You don't have to speculate - the Arc forum code is available at http://arclanguage.org.

dpifke · on July 10, 2022

That's long out of date, unfortunately.

dang · on July 9, 2022

I guess the same way we switched to this one?

I wrote more about data loss at https://news.ycombinator.com/item?id=32030407 in case that's of interest.

herpderperator · on July 9, 2022

You switched to the new one while the old one was down... that's not the same as switching between two live systems. Though, perhaps, in this particular case, the procedure might be.

dang · on July 9, 2022

Ah, I see. If we have to bring HN down for a few minutes, or (more likely) put it into readonly mode for a bit, we can do that–especially if it makes the process simpler and/or less risky.

thegagne · on July 9, 2022

Lol missed this comment while writing mine.

dang · on July 9, 2022

Not a problem in a thread about replicas and redundancy :)

dredmorbius · on July 9, 2022

So there's this great joke about cache coherency.

I'm sure you'll get it, eventually.

thegagne · on July 9, 2022

He can choose to do it the easy way and just take an outage to move it, or possibly go into read only mode while moving.

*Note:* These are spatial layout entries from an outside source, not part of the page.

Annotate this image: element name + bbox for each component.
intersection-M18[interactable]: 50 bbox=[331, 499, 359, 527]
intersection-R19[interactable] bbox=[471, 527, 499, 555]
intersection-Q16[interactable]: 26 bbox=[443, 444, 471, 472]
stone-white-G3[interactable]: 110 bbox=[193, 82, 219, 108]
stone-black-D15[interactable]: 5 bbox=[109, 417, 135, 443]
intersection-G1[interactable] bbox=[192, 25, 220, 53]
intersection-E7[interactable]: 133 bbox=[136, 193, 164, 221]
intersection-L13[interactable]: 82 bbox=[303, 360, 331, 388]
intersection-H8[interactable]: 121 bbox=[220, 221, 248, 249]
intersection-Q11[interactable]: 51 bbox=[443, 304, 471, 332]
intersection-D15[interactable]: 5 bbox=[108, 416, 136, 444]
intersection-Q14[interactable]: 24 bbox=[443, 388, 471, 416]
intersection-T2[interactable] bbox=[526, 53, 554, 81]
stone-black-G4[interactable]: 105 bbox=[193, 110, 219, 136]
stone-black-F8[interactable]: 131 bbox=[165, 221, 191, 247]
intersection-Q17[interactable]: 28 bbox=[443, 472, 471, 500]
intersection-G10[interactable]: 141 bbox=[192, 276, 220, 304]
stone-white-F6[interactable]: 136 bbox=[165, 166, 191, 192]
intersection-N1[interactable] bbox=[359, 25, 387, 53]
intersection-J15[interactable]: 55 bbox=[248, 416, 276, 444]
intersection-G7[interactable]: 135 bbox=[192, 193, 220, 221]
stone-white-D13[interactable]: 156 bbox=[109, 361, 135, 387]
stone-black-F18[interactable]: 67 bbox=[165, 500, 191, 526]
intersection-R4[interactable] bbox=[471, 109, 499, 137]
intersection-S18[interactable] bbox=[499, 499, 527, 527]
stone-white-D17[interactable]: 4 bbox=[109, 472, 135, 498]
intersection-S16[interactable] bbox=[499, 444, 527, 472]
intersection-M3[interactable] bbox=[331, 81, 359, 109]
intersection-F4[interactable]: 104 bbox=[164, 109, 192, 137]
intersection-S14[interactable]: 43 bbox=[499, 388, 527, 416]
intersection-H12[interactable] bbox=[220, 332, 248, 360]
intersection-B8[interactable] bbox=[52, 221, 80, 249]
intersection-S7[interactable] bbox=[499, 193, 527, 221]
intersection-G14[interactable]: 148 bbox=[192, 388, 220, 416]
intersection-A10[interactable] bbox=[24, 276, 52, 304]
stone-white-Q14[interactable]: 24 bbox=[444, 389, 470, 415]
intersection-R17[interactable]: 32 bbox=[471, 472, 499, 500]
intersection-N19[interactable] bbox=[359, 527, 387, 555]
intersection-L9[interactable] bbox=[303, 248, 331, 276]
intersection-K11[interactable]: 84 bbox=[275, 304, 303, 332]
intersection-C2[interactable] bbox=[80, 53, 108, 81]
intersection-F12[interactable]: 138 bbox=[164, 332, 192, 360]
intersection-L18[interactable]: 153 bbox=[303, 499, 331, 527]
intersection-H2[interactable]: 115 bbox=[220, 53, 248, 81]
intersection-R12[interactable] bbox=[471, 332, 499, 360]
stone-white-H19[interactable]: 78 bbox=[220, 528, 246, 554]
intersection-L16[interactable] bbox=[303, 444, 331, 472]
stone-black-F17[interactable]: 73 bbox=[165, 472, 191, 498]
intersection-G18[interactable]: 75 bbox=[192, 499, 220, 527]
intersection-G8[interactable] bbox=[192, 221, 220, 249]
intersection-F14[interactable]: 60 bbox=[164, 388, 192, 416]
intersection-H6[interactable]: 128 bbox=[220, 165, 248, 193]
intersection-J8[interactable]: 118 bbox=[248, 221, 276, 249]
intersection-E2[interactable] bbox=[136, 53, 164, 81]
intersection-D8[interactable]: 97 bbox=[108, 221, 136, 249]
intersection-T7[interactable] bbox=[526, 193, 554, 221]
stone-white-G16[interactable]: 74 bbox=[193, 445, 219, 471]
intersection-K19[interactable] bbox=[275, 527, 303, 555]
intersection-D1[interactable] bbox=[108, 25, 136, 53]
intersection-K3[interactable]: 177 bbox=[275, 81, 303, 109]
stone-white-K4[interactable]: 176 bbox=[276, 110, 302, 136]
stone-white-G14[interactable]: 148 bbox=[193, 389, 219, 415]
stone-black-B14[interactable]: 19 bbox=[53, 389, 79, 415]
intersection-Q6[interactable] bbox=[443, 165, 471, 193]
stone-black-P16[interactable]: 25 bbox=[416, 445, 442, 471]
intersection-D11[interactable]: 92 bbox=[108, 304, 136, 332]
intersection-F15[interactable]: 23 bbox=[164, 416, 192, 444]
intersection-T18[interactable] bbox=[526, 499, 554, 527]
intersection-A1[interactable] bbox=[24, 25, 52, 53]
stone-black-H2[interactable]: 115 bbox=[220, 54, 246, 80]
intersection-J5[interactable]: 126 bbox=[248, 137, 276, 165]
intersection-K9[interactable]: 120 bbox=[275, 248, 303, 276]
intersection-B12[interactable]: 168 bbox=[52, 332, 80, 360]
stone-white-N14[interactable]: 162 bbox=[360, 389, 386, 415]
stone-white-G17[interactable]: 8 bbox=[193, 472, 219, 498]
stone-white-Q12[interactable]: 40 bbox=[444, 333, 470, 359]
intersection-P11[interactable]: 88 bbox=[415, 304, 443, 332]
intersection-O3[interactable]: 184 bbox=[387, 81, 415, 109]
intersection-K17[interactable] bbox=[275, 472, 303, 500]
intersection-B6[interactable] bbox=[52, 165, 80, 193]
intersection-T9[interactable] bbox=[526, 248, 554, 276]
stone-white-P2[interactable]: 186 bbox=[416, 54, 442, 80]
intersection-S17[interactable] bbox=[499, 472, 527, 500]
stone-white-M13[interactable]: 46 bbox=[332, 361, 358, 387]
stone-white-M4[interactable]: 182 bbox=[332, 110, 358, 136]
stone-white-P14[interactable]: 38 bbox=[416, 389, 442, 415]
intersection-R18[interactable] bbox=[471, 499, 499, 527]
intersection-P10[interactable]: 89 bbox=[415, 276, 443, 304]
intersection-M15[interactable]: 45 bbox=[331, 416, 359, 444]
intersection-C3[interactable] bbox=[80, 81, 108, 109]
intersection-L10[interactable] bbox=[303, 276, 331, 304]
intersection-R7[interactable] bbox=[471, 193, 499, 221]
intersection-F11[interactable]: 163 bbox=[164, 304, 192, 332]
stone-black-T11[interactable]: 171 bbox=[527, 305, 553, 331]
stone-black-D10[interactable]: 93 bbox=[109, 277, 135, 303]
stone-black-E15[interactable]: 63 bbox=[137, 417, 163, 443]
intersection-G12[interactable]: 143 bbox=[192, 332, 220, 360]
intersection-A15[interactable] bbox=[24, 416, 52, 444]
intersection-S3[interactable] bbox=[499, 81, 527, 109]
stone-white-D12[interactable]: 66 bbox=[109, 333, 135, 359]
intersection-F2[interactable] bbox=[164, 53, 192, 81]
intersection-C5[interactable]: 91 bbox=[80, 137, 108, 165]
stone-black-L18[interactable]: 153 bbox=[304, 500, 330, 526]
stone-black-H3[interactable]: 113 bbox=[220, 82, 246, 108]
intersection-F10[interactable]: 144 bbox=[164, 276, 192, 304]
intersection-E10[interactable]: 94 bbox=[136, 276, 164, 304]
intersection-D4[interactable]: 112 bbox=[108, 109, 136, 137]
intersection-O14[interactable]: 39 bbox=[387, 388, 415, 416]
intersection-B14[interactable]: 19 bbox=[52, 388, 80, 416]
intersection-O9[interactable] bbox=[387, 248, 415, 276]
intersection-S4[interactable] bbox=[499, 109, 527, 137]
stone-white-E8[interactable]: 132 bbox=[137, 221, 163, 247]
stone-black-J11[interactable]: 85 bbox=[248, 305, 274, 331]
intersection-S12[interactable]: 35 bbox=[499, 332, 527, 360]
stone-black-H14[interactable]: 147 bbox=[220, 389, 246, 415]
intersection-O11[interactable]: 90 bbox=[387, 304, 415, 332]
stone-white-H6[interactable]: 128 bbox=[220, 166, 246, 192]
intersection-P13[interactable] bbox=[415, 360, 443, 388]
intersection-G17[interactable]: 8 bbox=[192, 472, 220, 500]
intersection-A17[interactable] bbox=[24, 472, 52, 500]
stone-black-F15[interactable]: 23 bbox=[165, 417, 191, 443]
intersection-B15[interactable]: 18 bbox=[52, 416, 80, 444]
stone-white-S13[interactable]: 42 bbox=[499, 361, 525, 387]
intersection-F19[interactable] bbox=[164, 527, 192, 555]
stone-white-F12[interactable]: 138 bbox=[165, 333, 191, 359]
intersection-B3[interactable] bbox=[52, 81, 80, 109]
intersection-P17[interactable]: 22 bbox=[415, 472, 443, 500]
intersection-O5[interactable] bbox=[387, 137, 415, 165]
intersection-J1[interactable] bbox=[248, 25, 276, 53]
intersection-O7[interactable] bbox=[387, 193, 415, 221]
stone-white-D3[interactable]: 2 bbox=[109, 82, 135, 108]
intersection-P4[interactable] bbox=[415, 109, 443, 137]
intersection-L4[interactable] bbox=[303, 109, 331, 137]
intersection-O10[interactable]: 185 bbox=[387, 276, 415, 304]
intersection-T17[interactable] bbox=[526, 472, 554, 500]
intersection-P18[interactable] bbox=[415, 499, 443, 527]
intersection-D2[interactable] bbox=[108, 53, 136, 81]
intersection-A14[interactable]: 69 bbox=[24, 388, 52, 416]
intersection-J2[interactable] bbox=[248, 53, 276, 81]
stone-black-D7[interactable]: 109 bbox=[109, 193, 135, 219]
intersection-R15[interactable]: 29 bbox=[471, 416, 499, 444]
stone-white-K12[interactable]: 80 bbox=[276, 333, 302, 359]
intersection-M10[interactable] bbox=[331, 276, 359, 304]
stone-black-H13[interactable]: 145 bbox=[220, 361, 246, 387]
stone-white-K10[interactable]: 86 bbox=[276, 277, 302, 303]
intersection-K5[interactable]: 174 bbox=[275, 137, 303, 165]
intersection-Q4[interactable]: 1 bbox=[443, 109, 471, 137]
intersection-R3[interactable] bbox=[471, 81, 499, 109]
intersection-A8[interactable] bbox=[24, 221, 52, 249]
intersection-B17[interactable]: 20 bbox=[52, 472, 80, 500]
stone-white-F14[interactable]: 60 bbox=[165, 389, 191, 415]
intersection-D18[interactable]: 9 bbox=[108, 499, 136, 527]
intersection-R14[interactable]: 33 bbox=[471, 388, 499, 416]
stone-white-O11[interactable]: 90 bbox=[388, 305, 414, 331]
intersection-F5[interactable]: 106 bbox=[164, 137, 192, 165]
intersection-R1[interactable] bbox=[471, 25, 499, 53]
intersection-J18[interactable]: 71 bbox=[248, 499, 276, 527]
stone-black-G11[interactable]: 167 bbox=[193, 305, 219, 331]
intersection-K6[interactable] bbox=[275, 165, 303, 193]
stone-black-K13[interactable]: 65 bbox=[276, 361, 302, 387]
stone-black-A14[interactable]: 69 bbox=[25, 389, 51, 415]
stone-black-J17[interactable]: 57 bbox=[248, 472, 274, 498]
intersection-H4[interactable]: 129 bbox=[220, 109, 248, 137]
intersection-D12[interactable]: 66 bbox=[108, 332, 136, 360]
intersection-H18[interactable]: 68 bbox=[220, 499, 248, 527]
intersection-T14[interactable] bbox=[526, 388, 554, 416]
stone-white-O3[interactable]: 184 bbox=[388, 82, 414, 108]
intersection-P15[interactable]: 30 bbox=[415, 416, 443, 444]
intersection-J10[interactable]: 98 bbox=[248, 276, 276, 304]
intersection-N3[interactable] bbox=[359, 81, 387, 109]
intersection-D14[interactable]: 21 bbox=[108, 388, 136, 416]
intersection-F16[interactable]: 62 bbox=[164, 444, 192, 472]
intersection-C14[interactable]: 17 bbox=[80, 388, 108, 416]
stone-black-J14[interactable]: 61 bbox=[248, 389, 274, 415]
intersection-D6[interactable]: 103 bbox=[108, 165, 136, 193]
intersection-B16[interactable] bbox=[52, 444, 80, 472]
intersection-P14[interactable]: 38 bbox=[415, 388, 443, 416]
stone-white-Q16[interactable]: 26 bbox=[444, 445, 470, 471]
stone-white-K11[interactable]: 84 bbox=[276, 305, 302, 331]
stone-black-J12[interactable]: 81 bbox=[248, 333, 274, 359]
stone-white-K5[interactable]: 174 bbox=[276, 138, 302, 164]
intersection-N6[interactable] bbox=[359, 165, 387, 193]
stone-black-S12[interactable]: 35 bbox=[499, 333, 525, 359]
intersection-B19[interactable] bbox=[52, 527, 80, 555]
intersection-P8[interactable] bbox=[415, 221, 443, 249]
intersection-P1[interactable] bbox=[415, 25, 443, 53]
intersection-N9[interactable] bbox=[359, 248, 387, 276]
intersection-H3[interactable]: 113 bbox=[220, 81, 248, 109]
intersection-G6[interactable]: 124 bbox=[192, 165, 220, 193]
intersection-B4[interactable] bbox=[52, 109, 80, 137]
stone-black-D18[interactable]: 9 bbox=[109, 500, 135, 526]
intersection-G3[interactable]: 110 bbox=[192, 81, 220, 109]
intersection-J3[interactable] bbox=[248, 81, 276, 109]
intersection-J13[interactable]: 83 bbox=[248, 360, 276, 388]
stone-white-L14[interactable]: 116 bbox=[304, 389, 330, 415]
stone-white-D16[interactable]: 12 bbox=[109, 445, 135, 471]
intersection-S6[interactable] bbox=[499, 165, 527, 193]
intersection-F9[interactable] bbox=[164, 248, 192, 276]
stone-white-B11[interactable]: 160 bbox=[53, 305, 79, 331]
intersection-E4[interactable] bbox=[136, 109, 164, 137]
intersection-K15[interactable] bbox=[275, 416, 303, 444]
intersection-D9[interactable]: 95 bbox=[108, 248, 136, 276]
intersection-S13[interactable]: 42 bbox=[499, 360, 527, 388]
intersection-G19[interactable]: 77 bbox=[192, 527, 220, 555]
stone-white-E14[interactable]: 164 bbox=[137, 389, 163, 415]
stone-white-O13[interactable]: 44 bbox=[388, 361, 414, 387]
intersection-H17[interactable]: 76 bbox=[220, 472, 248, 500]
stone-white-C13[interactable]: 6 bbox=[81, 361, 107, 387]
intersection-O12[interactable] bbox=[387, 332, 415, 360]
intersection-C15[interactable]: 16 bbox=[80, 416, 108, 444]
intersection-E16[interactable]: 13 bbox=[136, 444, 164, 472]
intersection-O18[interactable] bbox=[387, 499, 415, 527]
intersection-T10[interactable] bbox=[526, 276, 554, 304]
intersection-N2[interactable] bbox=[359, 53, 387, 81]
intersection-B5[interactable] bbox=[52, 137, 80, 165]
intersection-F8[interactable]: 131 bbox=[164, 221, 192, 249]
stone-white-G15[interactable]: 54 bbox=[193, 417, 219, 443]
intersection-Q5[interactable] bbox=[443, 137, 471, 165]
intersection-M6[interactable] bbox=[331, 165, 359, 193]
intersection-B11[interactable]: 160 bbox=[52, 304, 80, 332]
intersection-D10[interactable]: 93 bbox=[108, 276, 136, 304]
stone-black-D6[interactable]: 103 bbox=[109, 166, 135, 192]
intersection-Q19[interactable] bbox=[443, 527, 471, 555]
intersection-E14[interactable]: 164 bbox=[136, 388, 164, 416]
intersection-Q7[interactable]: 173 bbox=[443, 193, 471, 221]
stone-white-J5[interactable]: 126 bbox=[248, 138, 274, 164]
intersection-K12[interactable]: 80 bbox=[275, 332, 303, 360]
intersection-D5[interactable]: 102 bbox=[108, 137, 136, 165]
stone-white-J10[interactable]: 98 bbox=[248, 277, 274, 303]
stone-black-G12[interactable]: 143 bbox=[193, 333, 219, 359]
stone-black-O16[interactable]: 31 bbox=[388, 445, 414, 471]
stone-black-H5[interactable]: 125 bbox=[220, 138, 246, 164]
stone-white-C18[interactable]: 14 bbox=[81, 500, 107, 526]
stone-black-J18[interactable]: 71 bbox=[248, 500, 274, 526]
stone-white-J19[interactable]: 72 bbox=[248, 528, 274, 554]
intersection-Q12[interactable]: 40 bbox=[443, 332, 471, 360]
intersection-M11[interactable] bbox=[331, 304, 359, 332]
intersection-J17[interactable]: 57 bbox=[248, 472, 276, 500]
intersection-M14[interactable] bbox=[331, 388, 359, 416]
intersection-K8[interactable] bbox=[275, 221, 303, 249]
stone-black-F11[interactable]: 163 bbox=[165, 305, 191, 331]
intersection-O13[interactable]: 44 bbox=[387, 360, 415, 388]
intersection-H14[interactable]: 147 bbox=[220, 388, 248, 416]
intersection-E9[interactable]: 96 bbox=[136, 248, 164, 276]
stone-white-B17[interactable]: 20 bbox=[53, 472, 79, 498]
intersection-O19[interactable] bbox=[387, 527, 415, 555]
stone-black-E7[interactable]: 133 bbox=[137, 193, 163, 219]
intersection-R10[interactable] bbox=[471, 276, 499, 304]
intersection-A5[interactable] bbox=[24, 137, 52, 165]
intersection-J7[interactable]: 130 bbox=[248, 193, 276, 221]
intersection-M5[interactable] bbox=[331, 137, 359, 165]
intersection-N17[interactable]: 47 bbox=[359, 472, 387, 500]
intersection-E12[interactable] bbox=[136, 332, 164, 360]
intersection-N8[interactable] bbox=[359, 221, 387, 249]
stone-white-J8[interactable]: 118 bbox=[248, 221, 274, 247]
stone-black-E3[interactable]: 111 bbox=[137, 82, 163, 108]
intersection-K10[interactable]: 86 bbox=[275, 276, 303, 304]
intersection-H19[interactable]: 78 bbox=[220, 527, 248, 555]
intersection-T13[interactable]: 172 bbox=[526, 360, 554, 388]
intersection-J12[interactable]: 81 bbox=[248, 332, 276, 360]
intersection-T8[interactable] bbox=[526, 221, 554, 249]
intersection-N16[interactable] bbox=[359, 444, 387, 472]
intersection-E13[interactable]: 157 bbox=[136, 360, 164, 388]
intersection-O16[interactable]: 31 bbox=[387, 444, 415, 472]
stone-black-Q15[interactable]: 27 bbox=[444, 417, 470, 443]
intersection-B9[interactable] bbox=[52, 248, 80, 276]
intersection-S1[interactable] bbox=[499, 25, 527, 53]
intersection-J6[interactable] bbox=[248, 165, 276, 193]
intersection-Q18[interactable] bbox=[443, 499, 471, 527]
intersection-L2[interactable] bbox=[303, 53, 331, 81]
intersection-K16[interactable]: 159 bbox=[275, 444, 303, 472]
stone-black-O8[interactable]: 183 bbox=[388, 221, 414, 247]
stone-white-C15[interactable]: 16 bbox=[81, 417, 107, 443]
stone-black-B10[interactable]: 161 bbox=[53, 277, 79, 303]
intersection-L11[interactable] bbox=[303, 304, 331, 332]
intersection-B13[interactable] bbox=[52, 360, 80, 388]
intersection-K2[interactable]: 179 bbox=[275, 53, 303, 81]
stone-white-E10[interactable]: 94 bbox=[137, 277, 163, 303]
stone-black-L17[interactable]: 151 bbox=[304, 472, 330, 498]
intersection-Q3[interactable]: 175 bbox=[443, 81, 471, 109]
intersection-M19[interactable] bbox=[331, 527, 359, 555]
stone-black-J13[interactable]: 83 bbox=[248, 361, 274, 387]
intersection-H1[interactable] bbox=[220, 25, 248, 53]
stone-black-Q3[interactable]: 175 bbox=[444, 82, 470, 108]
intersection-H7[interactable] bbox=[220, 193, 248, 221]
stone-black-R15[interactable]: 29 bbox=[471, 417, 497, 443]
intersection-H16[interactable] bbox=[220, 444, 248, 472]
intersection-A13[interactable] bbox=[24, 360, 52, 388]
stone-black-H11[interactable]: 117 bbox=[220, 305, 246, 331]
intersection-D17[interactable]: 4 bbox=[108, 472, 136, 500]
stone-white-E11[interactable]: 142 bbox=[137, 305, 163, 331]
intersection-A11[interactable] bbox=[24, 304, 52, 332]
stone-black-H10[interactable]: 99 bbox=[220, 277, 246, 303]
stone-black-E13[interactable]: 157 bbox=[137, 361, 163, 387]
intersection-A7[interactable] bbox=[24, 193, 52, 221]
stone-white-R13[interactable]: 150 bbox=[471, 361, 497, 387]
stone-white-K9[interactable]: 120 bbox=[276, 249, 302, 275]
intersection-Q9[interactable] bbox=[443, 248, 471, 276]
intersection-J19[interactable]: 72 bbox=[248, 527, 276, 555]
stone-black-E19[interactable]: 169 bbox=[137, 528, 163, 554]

We tend to over engineer things as if it’s the end of the world to take a 10 minute outage… and end up causing longer ones because of the added complexity.

kijin · on July 9, 2022

Last time I checked, nearly every database worth using on a busy site supported some sort of real-time replication and/or live migration.

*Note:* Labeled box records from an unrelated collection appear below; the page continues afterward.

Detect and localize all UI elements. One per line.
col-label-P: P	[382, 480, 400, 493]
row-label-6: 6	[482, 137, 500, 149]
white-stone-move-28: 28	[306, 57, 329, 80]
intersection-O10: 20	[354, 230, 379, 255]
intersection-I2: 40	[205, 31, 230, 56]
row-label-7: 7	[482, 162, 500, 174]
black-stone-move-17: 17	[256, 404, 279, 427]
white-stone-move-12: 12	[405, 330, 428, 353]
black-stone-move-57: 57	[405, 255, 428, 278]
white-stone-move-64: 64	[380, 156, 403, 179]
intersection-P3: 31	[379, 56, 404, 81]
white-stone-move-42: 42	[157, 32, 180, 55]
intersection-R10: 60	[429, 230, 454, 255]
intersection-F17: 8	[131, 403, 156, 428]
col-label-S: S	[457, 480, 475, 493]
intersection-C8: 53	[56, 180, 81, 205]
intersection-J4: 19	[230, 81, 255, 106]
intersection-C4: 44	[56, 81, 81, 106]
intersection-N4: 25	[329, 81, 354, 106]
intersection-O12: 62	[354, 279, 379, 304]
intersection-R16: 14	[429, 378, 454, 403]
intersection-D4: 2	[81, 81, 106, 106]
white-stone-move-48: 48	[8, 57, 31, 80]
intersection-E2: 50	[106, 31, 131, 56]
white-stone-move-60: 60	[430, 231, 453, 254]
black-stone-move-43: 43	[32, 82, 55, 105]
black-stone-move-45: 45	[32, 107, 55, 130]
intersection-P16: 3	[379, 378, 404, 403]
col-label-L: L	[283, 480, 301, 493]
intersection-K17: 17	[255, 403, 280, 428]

If that doesn't work, there's always the backup plan: say the magic words "scheduled maintenance", service $database stop, rsync it over, and bring it back up. The sky will not fall if HN goes down for another couple of hours, especially if it's scheduled ahead. :)

solarengineer · on July 9, 2022

You could even flush the DB to disk, mark a ZFS snapshot, resume writes, and then rsync that snapshot to a remote system ( or use zfs send-receive)

pmoriarty · on July 9, 2022

I'd be curious to know if HN was on ZFS.